Kripa Khatiwada '26, a growth and structure of cities major and data science minor at Bryn Mawr, has spent the past four years working to evolve the stigmatized views of menstruation in her home country. Even though she was raised in Nepal's more progressive capital, Kathmandu, she knows their repercussions all too well.
"I grew up following a lot of those traditional restrictions. When I got my period for the first time, I was put in a dark room for seven days," she says. "I went through it. A lot of other girls I knew went through it. I thought it was normal." Her perspective changed, she says, after talking to friends who had more liberal parents.
In 2020, she found an outlet to support women and encourage change in her country when she was introduced to Reusable Pads Nepal, a small company that produces eco-friendly feminine hygiene products. Because of her knack for social media and fluency in English, she was quickly hired and tasked with growing and managing the company's online presence.
"It was an opportunity that combined sustainability with women's empowerment, so I was all for it," Khatiwada says. "Plus, I had a lot of free time because of the COVID pandemic."
As sales grew, Khatiwada approached Reusable Pads Nepal's owners with a new idea: Why not direct some of the sales profits to broaden its fledgling outreach and education programs? "That way, it's not just a business; we would also be doing something to uplift the women of our country," she says.
Through her leadership, the company's outreach grew well beyond Kathmandu, where most resources are consolidated, she says, reaching into Nepal's rural villages.

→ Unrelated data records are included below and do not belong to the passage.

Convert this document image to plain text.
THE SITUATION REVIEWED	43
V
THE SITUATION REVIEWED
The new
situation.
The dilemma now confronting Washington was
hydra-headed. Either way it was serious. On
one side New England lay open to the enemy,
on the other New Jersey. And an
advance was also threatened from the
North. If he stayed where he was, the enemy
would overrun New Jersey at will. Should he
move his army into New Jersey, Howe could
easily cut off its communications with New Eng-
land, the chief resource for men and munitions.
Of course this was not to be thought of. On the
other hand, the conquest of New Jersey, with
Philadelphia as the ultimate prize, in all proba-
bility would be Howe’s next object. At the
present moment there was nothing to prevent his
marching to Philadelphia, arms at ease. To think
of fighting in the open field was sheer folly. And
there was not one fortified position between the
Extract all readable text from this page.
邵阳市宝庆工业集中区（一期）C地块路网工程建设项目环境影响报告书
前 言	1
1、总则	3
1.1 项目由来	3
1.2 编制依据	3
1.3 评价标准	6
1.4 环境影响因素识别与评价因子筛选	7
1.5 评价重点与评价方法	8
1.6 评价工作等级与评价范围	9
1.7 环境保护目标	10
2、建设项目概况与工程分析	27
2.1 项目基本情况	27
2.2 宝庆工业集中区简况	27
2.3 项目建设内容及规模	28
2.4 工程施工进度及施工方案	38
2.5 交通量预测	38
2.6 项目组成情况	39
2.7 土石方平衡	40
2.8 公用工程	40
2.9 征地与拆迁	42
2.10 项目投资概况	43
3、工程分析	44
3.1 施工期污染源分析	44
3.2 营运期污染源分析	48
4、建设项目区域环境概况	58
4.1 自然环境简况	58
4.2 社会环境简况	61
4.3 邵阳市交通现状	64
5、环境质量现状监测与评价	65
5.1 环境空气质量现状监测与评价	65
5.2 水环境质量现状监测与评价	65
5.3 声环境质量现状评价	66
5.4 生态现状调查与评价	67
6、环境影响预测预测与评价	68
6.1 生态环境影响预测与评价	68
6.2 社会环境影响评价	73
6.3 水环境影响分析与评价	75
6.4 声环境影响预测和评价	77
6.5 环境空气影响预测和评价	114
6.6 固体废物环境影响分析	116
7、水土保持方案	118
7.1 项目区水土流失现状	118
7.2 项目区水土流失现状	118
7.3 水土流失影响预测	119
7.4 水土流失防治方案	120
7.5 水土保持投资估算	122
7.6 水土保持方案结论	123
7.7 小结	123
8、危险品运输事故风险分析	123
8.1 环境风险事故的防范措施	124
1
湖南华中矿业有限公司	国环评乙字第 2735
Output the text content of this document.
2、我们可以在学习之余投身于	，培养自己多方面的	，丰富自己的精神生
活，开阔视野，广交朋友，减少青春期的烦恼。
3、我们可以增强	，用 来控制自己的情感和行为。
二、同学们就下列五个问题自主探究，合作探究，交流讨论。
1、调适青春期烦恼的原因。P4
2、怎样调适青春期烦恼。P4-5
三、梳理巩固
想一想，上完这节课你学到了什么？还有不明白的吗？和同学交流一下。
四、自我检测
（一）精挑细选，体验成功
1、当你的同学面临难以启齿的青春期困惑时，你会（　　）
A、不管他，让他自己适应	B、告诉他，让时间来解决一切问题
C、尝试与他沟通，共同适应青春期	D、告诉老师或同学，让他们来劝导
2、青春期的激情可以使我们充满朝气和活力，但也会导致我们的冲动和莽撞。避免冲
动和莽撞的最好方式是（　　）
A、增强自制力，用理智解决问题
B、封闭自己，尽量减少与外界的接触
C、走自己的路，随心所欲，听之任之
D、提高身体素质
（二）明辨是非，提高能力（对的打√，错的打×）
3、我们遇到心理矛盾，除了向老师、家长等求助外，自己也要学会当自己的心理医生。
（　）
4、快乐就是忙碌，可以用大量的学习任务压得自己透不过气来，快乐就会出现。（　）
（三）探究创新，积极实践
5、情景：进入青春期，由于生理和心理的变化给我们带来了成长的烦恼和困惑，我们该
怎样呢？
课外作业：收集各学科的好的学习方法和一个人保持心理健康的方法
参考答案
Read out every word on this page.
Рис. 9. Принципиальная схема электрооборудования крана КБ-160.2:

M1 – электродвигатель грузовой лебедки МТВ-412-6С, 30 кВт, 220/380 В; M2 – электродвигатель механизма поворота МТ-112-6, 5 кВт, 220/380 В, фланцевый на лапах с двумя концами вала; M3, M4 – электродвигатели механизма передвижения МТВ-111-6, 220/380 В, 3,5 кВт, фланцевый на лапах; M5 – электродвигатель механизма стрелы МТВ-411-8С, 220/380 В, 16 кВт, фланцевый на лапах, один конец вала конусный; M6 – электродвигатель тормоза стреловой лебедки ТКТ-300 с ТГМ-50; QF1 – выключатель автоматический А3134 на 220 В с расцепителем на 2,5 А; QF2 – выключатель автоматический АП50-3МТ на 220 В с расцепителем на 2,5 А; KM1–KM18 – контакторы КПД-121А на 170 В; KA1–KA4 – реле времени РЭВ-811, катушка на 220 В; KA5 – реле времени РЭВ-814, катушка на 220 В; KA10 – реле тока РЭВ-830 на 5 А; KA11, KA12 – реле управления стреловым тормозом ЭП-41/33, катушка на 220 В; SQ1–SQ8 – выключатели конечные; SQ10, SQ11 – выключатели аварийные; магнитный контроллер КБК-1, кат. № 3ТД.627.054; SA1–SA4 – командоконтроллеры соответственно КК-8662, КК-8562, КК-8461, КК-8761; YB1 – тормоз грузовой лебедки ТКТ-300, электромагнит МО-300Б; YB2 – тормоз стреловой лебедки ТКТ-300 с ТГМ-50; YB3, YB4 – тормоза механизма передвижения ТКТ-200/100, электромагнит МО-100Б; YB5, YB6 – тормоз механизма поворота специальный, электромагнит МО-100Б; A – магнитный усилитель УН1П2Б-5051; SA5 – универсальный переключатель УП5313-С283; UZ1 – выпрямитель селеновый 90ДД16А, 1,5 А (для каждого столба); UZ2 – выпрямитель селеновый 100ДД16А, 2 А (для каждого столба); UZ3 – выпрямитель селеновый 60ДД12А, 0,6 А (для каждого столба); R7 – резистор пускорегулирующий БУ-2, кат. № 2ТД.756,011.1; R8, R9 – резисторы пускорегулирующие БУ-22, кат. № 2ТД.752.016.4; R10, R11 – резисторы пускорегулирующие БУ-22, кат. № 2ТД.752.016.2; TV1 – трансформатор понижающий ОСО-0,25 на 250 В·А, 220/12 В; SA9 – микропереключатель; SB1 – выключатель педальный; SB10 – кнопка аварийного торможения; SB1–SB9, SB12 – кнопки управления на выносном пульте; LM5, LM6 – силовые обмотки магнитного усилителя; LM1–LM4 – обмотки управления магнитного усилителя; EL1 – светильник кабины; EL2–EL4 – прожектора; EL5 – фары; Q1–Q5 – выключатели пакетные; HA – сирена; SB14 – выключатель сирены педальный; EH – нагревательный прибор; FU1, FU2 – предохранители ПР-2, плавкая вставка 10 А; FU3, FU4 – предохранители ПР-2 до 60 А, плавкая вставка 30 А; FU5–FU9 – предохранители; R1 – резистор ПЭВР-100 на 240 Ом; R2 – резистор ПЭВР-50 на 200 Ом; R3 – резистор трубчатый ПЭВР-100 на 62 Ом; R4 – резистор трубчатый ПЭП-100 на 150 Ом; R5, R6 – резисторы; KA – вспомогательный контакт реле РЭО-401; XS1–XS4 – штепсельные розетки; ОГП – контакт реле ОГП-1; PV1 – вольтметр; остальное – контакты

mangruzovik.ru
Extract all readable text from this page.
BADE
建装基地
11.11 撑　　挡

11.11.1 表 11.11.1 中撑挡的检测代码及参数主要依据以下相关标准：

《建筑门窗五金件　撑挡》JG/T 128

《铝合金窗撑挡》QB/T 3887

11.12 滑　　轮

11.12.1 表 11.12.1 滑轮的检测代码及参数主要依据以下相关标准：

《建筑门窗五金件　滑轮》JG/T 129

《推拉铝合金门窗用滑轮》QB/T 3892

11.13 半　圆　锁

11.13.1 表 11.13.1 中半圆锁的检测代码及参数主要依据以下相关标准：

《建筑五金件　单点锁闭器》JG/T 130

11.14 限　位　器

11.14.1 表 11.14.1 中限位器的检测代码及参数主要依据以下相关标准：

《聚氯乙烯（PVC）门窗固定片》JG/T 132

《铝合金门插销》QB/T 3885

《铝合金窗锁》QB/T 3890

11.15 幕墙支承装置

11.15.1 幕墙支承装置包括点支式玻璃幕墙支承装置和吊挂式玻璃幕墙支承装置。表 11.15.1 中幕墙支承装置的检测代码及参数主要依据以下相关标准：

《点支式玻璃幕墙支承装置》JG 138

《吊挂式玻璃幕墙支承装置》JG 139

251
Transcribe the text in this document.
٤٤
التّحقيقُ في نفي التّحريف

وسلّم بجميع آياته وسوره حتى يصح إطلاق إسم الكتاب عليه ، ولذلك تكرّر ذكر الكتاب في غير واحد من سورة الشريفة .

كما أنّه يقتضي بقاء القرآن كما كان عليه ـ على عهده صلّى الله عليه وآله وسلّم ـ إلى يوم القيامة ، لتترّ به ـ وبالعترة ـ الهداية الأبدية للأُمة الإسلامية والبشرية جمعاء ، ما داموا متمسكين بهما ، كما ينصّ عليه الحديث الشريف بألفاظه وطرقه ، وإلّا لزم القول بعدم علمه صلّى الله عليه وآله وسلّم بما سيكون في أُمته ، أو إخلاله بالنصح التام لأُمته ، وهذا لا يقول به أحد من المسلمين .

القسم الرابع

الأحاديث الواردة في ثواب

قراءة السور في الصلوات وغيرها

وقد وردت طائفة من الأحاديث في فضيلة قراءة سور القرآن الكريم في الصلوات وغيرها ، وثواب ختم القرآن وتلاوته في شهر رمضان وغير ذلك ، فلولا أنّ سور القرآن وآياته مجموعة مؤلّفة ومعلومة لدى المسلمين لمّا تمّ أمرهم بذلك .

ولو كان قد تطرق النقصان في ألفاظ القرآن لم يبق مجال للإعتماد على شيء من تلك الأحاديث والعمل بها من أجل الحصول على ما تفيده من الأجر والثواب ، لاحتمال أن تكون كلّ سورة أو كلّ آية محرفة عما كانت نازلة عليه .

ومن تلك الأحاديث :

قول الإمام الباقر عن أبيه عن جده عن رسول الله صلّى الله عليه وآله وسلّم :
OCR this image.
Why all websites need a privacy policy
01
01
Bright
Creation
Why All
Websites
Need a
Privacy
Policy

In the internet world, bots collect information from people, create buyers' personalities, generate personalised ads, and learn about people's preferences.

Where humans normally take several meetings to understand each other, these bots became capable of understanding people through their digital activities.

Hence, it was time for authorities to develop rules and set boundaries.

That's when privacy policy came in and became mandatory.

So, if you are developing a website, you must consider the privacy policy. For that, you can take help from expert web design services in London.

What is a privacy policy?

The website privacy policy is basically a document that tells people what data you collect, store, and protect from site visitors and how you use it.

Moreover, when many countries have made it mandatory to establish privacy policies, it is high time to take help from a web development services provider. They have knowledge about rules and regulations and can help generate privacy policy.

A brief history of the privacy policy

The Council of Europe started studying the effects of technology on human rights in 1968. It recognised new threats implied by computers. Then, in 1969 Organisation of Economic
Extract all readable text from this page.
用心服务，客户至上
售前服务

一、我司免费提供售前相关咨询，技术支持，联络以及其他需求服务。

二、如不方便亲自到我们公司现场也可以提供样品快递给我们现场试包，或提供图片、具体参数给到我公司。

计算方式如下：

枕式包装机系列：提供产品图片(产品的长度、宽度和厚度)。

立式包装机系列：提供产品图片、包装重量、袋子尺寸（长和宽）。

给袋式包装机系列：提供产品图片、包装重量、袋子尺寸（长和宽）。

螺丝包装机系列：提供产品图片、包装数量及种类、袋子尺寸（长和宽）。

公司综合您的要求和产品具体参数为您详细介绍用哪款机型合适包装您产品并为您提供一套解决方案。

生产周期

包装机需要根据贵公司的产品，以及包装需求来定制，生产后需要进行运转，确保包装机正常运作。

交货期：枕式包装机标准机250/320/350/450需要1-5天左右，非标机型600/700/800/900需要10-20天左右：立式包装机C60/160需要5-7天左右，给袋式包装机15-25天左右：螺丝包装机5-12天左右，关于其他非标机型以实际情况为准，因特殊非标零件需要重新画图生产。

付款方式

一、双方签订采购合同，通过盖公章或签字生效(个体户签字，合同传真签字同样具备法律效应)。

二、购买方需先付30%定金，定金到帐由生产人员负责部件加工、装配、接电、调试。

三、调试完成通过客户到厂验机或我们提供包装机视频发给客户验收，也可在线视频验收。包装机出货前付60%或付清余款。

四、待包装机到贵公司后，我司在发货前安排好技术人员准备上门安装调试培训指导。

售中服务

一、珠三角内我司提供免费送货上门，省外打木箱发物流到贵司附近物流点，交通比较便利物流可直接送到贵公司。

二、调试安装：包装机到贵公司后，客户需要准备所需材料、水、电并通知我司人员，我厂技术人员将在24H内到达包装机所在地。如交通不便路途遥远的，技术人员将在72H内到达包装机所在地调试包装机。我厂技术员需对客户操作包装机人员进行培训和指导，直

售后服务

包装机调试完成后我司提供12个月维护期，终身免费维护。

Its programs included basic information about menstruation as a natural, biological process and why sustainable hygiene products are better for the environment. All of the programs, she says, are reinforced with a plea to remove deleterious restrictions placed on women.
Even after arriving at Haverford, Khatiwada continued her work and, through funding from the College's Center for Peace and Global Citizenship, has spent nearly every break in the academic year conducting workshops at home. This summer alone, she estimates she engaged more than 1,000 students while leading three reusable pad sewing workshops in three different villages. Khatiwada's team collaborated with several village development committees that are now planning to fund some women to start their own small businesses to sell the pads they create.
Khatiwada's work with students is perhaps the most fulfilling, she says. Amid the giggles that generally accompany discussions about reproductive health with young people, she makes a concerted effort to engage young men so they can better understand what their classmates are enduring and what she once dealt with.
"I don't care if I can't change the whole country's views," she says. "But if one girl goes up to her parents and says, 'I learned about this today, so I will not be restricting myself anymore,' I feel like I've done my job."